Вечер, вспоминала Юлька, вообще-то начинался нормально. Пахло кофе, в комнате был полумрак. Эдик сидел за столом, и лицо его, странно освещенное монитором компьютера и настольной лампой, казалось значительным и красивым. Он заканчивал статью, клацал клавишами. «Подождешь, Юль? А потом твоим текстом займемся». Не надо было ждать, уходить надо было! – но она подошла к шкафу, вытащила из тесного ряда первую попавшуюся книжку и уселась с ней в кресло.

Книжка оказалась словарем уральских топонимов. И доложил немедля гадский этот словарь: «г. Потаскуев – дер. Потаскуево, обр. от "потаскуша" – нищий, не чурающийся мелкого воровства».

«Журфак закончу – уеду отсюда!» – мгновенно решила Юлька.

Эх, Юлька, Юлька… В названии разве дело? Ну подумаешь – Потаскуев! Да самый обычный это уральский город. В шестнадцати километрах к северу – завод, в десяти километрах к югу – тюрьма. И трудится Потаскуев, и едут автобусы каждое утро на север и на юг, каждое утро все едут и едут, а Эдик Бебекин пишет про это в своей газете, которая, кстати, называется «Понедельником», а в свет выходит, наоборот, по пятницам. Но не от этого же он сейчас, стуча по клавишам, хмурится, недовольный…


Эдик хмурился, потому что в интервью с музыкантом, заезжим и знаменитым, чего-то решительно не хватало. Причем беседа с ним удалась как нельзя лучше: артист на все вопросы отвечал с готовностью, задирая мохнатые брови и радостно блестя темными, как переспелая черешня, глазами. И даже не то огорчало, что, переведенная в текст, эта радость выглядела припадком идиотизма, – а вот была там одна фраза, которую Эдик старался-старался, но не смог никуда вставить. Не вписывалась она в логику остального! Он морщился, смутно чувствуя, что это остальное надо выкинуть вместе с его проклятой логикой, а фразу оставить – но выкинул, конечно, именно фразу, и теперь это мучило, как совершенное по необходимости злое дело.

Эдик мотнул головой.

– Юль, а ты была вчера на концерте?

И сам же не дал ответить:

– Ладно, пошли на кухню.
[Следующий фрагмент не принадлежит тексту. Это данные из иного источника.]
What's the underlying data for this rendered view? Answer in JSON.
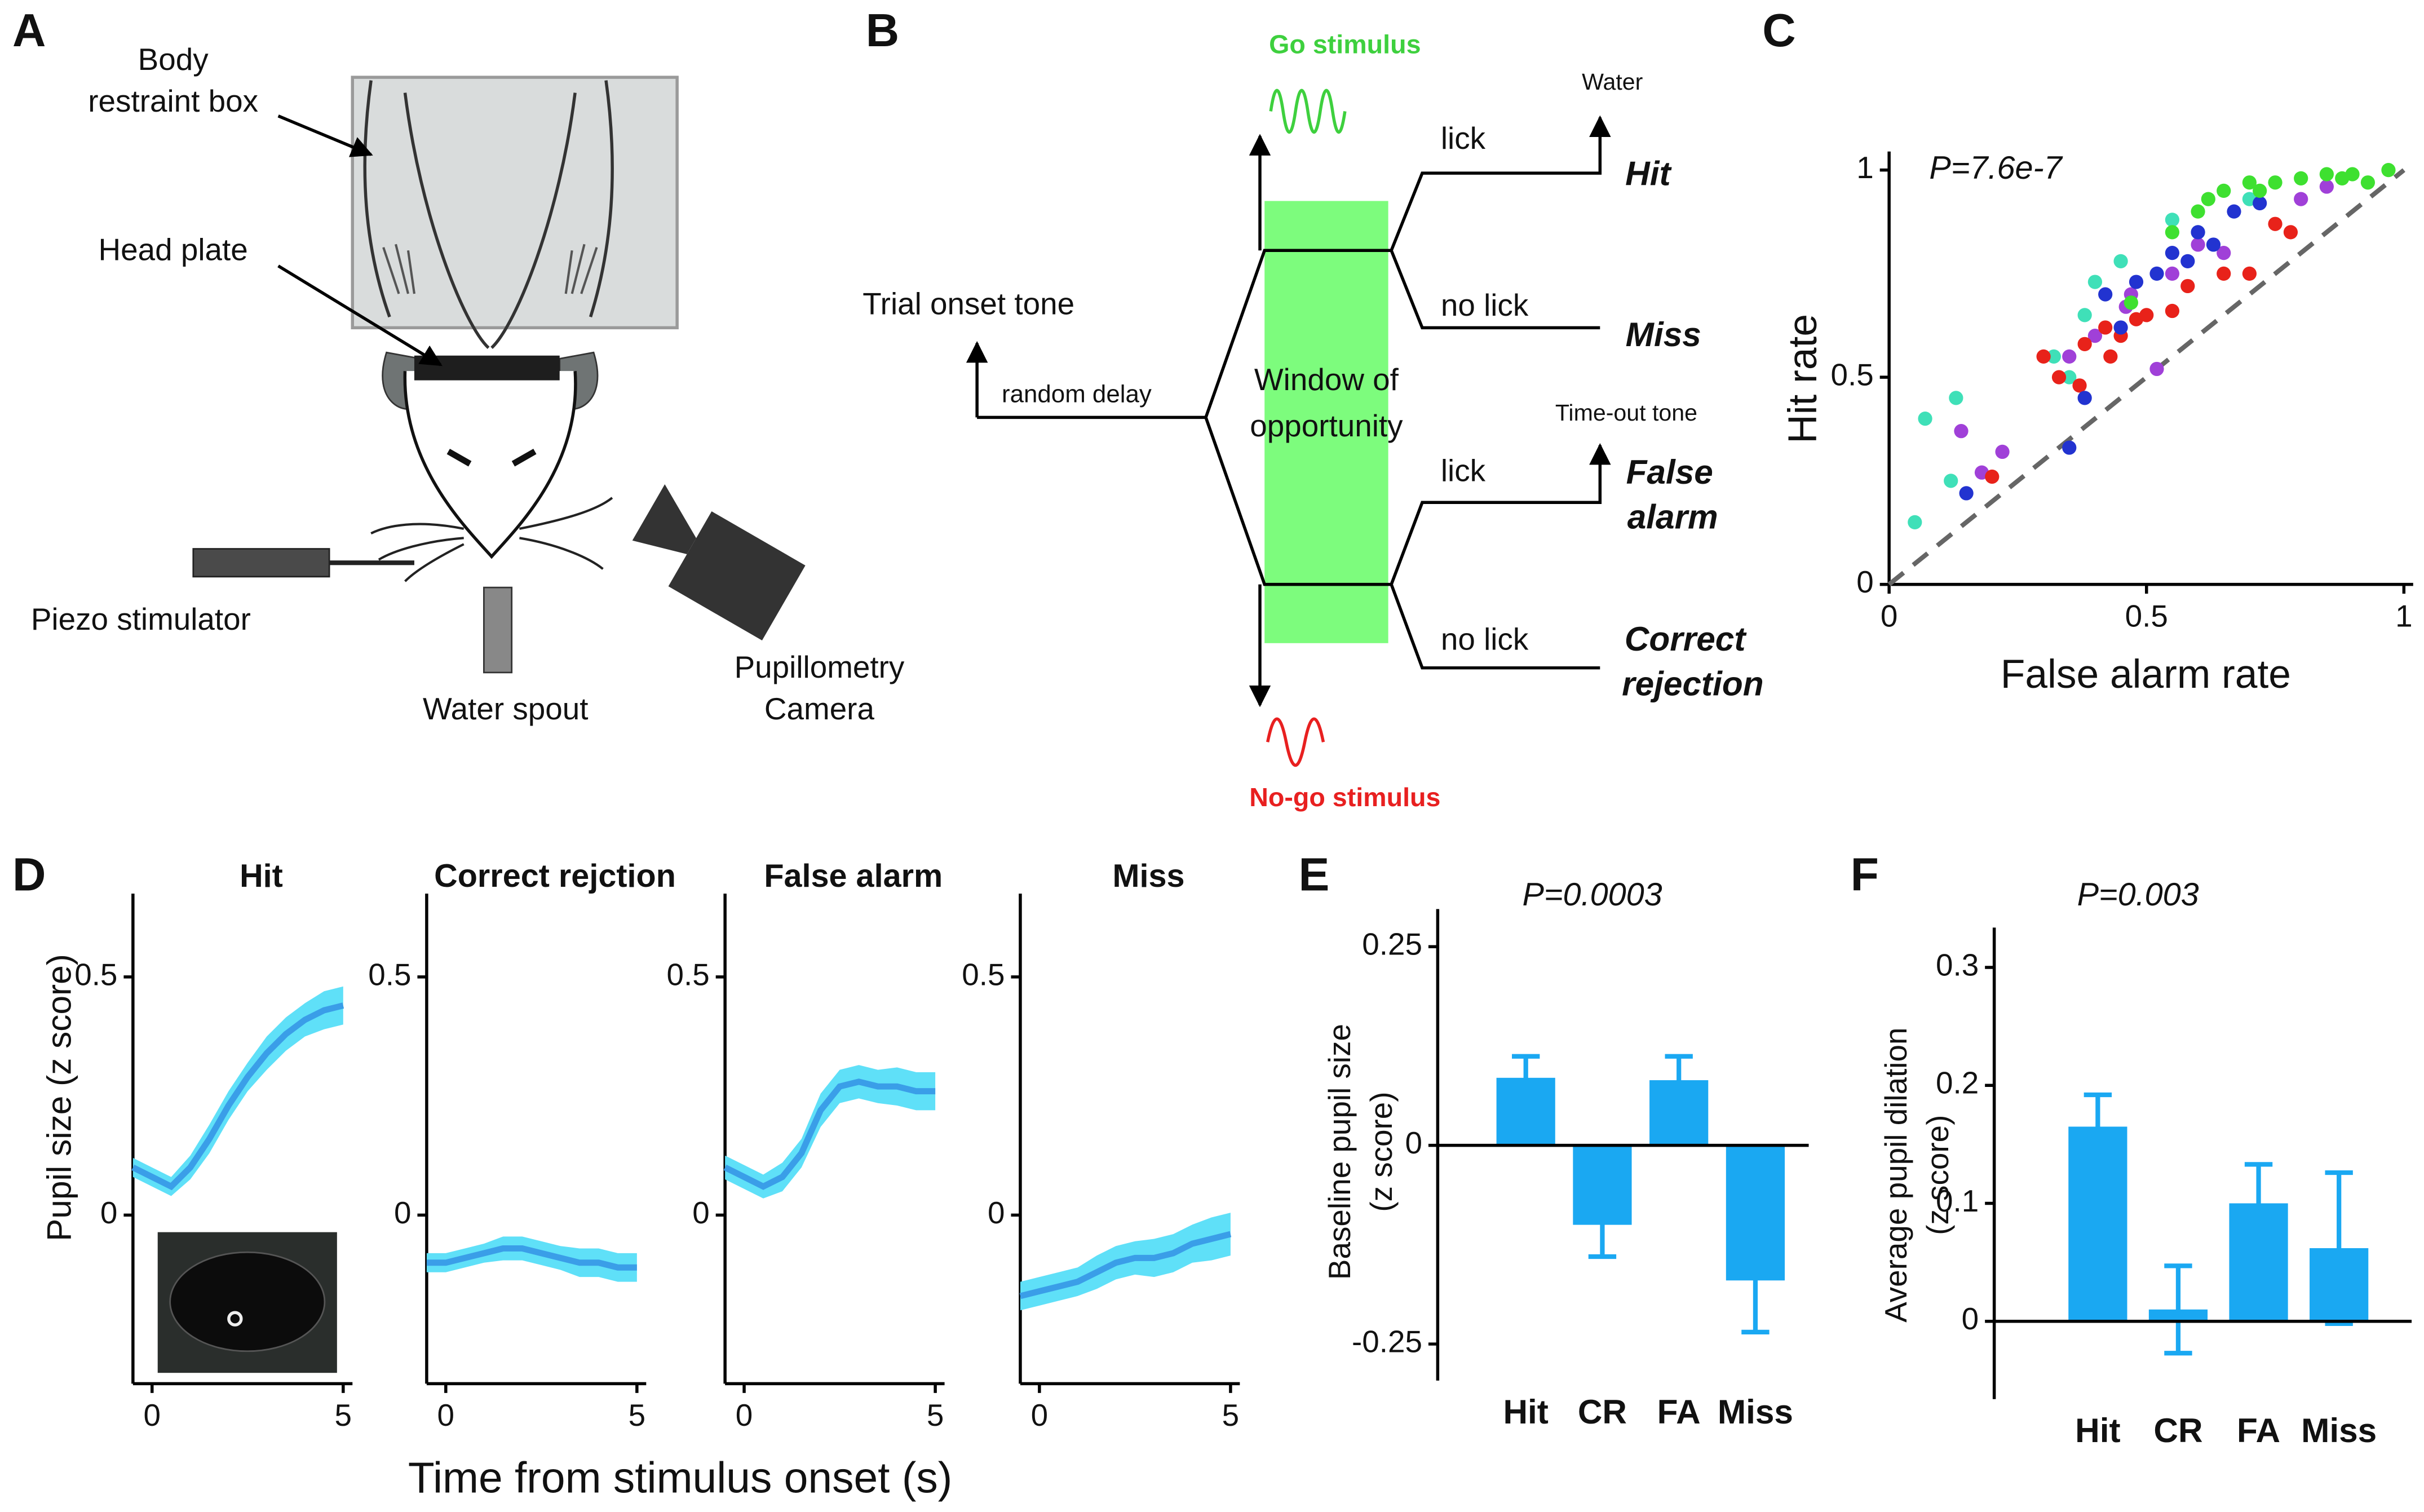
{
  "panel_a": {
    "label": "A",
    "body_box": [
      "Body",
      "restraint box"
    ],
    "head_plate": "Head plate",
    "piezo": "Piezo stimulator",
    "water_spout": "Water spout",
    "camera": [
      "Pupillometry",
      "Camera"
    ]
  },
  "panel_b": {
    "label": "B",
    "go": "Go stimulus",
    "nogo": "No-go stimulus",
    "trial_onset": "Trial onset tone",
    "delay": "random delay",
    "window": [
      "Window of",
      "opportunity"
    ],
    "lick_go": "lick",
    "nolick_go": "no lick",
    "lick_nogo": "lick",
    "nolick_nogo": "no lick",
    "water": "Water",
    "hit": "Hit",
    "miss": "Miss",
    "timeout": "Time-out tone",
    "false_alarm": [
      "False",
      "alarm"
    ],
    "correct_rejection": [
      "Correct",
      "rejection"
    ]
  },
  "chart_data": [
    {
      "type": "scatter",
      "label": "C",
      "annotation": "P=7.6e-7",
      "xlabel": "False alarm rate",
      "ylabel": "Hit rate",
      "xlim": [
        0,
        1
      ],
      "ylim": [
        0,
        1
      ],
      "xticks": [
        0,
        0.5,
        1
      ],
      "yticks": [
        0,
        0.5,
        1
      ],
      "series": [
        {
          "color": "#3fe0b8",
          "x": [
            0.05,
            0.07,
            0.13,
            0.12,
            0.32,
            0.35,
            0.4,
            0.45,
            0.55,
            0.6,
            0.38,
            0.7
          ],
          "values": [
            0.15,
            0.4,
            0.45,
            0.25,
            0.55,
            0.5,
            0.73,
            0.78,
            0.88,
            0.85,
            0.65,
            0.93
          ]
        },
        {
          "color": "#a040d8",
          "x": [
            0.14,
            0.18,
            0.22,
            0.35,
            0.4,
            0.47,
            0.55,
            0.6,
            0.65,
            0.8,
            0.85,
            0.52,
            0.46
          ],
          "values": [
            0.37,
            0.27,
            0.32,
            0.55,
            0.6,
            0.7,
            0.75,
            0.82,
            0.8,
            0.93,
            0.96,
            0.52,
            0.67
          ]
        },
        {
          "color": "#e8221a",
          "x": [
            0.2,
            0.3,
            0.33,
            0.38,
            0.42,
            0.45,
            0.48,
            0.5,
            0.55,
            0.58,
            0.65,
            0.7,
            0.75,
            0.78,
            0.37,
            0.43
          ],
          "values": [
            0.26,
            0.55,
            0.5,
            0.58,
            0.62,
            0.6,
            0.64,
            0.65,
            0.66,
            0.72,
            0.75,
            0.75,
            0.87,
            0.85,
            0.48,
            0.55
          ]
        },
        {
          "color": "#2233d0",
          "x": [
            0.15,
            0.35,
            0.38,
            0.42,
            0.48,
            0.52,
            0.55,
            0.6,
            0.63,
            0.67,
            0.72,
            0.58,
            0.45
          ],
          "values": [
            0.22,
            0.33,
            0.45,
            0.7,
            0.73,
            0.75,
            0.8,
            0.85,
            0.82,
            0.9,
            0.92,
            0.78,
            0.62
          ]
        },
        {
          "color": "#3ee030",
          "x": [
            0.47,
            0.55,
            0.6,
            0.65,
            0.7,
            0.75,
            0.8,
            0.85,
            0.9,
            0.93,
            0.97,
            0.62,
            0.72,
            0.88
          ],
          "values": [
            0.68,
            0.85,
            0.9,
            0.95,
            0.97,
            0.97,
            0.98,
            0.99,
            0.99,
            0.97,
            1.0,
            0.93,
            0.95,
            0.98
          ]
        }
      ]
    },
    {
      "type": "line",
      "label": "D",
      "title": "Hit",
      "xlabel": "Time from stimulus onset (s)",
      "ylabel": "Pupil size (z score)",
      "xlim": [
        -0.5,
        5
      ],
      "ylim": [
        -0.354,
        0.636
      ],
      "xticks": [
        0,
        5
      ],
      "yticks": [
        0,
        0.5
      ],
      "color": "#3a9ee8",
      "band_color": "#5fe0f8",
      "x": [
        -0.5,
        0,
        0.5,
        1,
        1.5,
        2,
        2.5,
        3,
        3.5,
        4,
        4.5,
        5
      ],
      "values": [
        0.1,
        0.08,
        0.06,
        0.1,
        0.16,
        0.23,
        0.29,
        0.34,
        0.38,
        0.41,
        0.43,
        0.44
      ],
      "error": [
        0.02,
        0.02,
        0.02,
        0.025,
        0.03,
        0.03,
        0.03,
        0.035,
        0.035,
        0.035,
        0.04,
        0.04
      ]
    },
    {
      "type": "line",
      "title": "Correct rejction",
      "xlim": [
        -0.5,
        5
      ],
      "ylim": [
        -0.354,
        0.636
      ],
      "xticks": [
        0,
        5
      ],
      "yticks": [
        0,
        0.5
      ],
      "color": "#3a9ee8",
      "band_color": "#5fe0f8",
      "x": [
        -0.5,
        0,
        0.5,
        1,
        1.5,
        2,
        2.5,
        3,
        3.5,
        4,
        4.5,
        5
      ],
      "values": [
        -0.1,
        -0.1,
        -0.09,
        -0.08,
        -0.07,
        -0.07,
        -0.08,
        -0.09,
        -0.1,
        -0.1,
        -0.11,
        -0.11
      ],
      "error": [
        0.02,
        0.02,
        0.02,
        0.02,
        0.025,
        0.025,
        0.025,
        0.025,
        0.03,
        0.03,
        0.03,
        0.03
      ]
    },
    {
      "type": "line",
      "title": "False alarm",
      "xlim": [
        -0.5,
        5
      ],
      "ylim": [
        -0.354,
        0.636
      ],
      "xticks": [
        0,
        5
      ],
      "yticks": [
        0,
        0.5
      ],
      "color": "#3a9ee8",
      "band_color": "#5fe0f8",
      "x": [
        -0.5,
        0,
        0.5,
        1,
        1.5,
        2,
        2.5,
        3,
        3.5,
        4,
        4.5,
        5
      ],
      "values": [
        0.1,
        0.08,
        0.06,
        0.08,
        0.13,
        0.22,
        0.27,
        0.28,
        0.27,
        0.27,
        0.26,
        0.26
      ],
      "error": [
        0.025,
        0.025,
        0.025,
        0.03,
        0.03,
        0.035,
        0.035,
        0.035,
        0.035,
        0.04,
        0.04,
        0.04
      ]
    },
    {
      "type": "line",
      "title": "Miss",
      "xlim": [
        -0.5,
        5
      ],
      "ylim": [
        -0.354,
        0.636
      ],
      "xticks": [
        0,
        5
      ],
      "yticks": [
        0,
        0.5
      ],
      "color": "#3a9ee8",
      "band_color": "#5fe0f8",
      "x": [
        -0.5,
        0,
        0.5,
        1,
        1.5,
        2,
        2.5,
        3,
        3.5,
        4,
        4.5,
        5
      ],
      "values": [
        -0.17,
        -0.16,
        -0.15,
        -0.14,
        -0.12,
        -0.1,
        -0.09,
        -0.09,
        -0.08,
        -0.06,
        -0.05,
        -0.04
      ],
      "error": [
        0.03,
        0.03,
        0.03,
        0.03,
        0.035,
        0.035,
        0.035,
        0.04,
        0.04,
        0.04,
        0.045,
        0.045
      ]
    },
    {
      "type": "bar",
      "label": "E",
      "annotation": "P=0.0003",
      "ylabel": [
        "Baseline pupil size",
        "(z score)"
      ],
      "ylim": [
        -0.296,
        0.274
      ],
      "yticks": [
        0.25,
        0,
        -0.25
      ],
      "color": "#1aa8f2",
      "categories": [
        "Hit",
        "CR",
        "FA",
        "Miss"
      ],
      "values": [
        0.085,
        -0.1,
        0.082,
        -0.17
      ],
      "error": [
        0.027,
        0.04,
        0.03,
        0.065
      ]
    },
    {
      "type": "bar",
      "label": "F",
      "annotation": "P=0.003",
      "ylabel": [
        "Average pupil dilation",
        "(z score)"
      ],
      "ylim": [
        -0.066,
        0.318
      ],
      "yticks": [
        0,
        0.1,
        0.2,
        0.3
      ],
      "color": "#1aa8f2",
      "categories": [
        "Hit",
        "CR",
        "FA",
        "Miss"
      ],
      "values": [
        0.165,
        0.01,
        0.1,
        0.062
      ],
      "error": [
        0.027,
        0.037,
        0.033,
        0.064
      ]
    }
  ]
}
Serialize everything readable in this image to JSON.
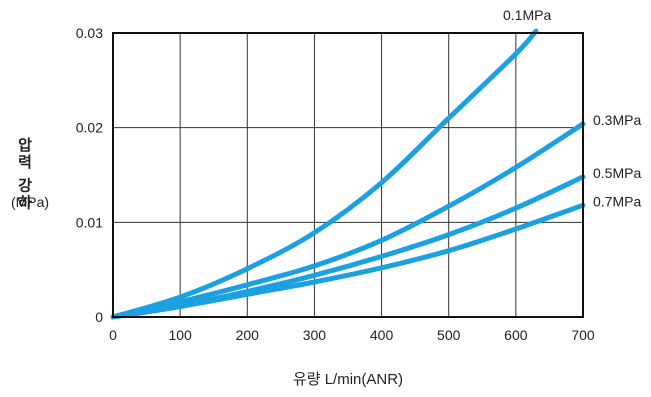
{
  "chart_data": {
    "type": "line",
    "xlabel": "유량 L/min(ANR)",
    "ylabel_main": "압력 강하",
    "ylabel_unit": "(MPa)",
    "xlim": [
      0,
      700
    ],
    "ylim": [
      0,
      0.03
    ],
    "x_ticks": [
      "0",
      "100",
      "200",
      "300",
      "400",
      "500",
      "600",
      "700"
    ],
    "y_ticks": [
      "0",
      "0.01",
      "0.02",
      "0.03"
    ],
    "grid": true,
    "line_color": "#1ba1e2",
    "series": [
      {
        "name": "0.1MPa",
        "x": [
          0,
          100,
          200,
          300,
          400,
          500,
          600,
          630
        ],
        "y": [
          0,
          0.0021,
          0.0051,
          0.0089,
          0.0142,
          0.021,
          0.0278,
          0.0302
        ]
      },
      {
        "name": "0.3MPa",
        "x": [
          0,
          100,
          200,
          300,
          400,
          500,
          600,
          700
        ],
        "y": [
          0,
          0.0016,
          0.0034,
          0.0054,
          0.0081,
          0.0117,
          0.0158,
          0.0204
        ]
      },
      {
        "name": "0.5MPa",
        "x": [
          0,
          100,
          200,
          300,
          400,
          500,
          600,
          700
        ],
        "y": [
          0,
          0.0012,
          0.0027,
          0.0044,
          0.0064,
          0.0087,
          0.0115,
          0.0148
        ]
      },
      {
        "name": "0.7MPa",
        "x": [
          0,
          100,
          200,
          300,
          400,
          500,
          600,
          700
        ],
        "y": [
          0,
          0.0011,
          0.0024,
          0.0037,
          0.0052,
          0.007,
          0.0093,
          0.0118
        ]
      }
    ]
  }
}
Кофе сварю.

Щелкнул выключатель, лампа в абажуре уронила на кухонный стол светлый круг.

– Эдуард Александрович… – Юлька глядела, как он ополаскивает турку, протирает белым полотенцем. – А почему вы один живете?

– Можно просто Эдик. – Насыпав кофе и долив воды, Эдик поставил турку на газ. Загудел огонь. – И давай на ты. А то я буду чувствовать себя старой развалиной. Тем более что мне и правда на днях тридцать семь.

Он замер, вдруг пораженный значительностью цифры.

Покосился на Юльку:

– И с кем я должен жить, по-твоему?

– Ну не знаю… с женой.

– Представь, был бы я женат. Ты бы ко мне уже не пришла: жена моя вряд ли бы это стерпела… Вот. Пей.

Юлька сунулась в чашку. Кофе так оказался горяч и горек, что жар бросился в лицо – аж слезы выступили. Сидела Юлька красная, а Эдик улыбался тихонько.

– Какие у вас чашки… – отдышалась она. – В смысле – у тебя… необычные.

Чашки и впрямь были хороши: сахарно-белые снаружи, а внутри – розовые и золотые.

На улице начался дождь – зашумело, запостукивало в окошко. Извилистые струйки потекли по стеклу вниз, к карнизу. Электрический свет в кухне сгустился и потеплел.

– А вы… а ты как начал в газете работать? Я слышала, ты не журналист по профессии?

Эдик пожал плечами.

– Стал сначала внештатником – почти сразу, как сюда приехал. Еду, блин, думаю: что это за город еще с таким названием?

Он покосился на ее коленки.

– Бутерброд тебе сделать? У меня вроде сыр есть.

– Нет, спасибо. – Юлька поправила подол платья, прикрывая некрасивую ссадину. – Ну а что – город? Маленький, скучный. Не знаю, как вы ухитряетесь целую газету про него выпускать. Вот завод только разве… Вот там – да…

– Завод? – Эдик, скрипнув табуреткой, отодвинулся от стола. – Только не говори мне ничего о заводе!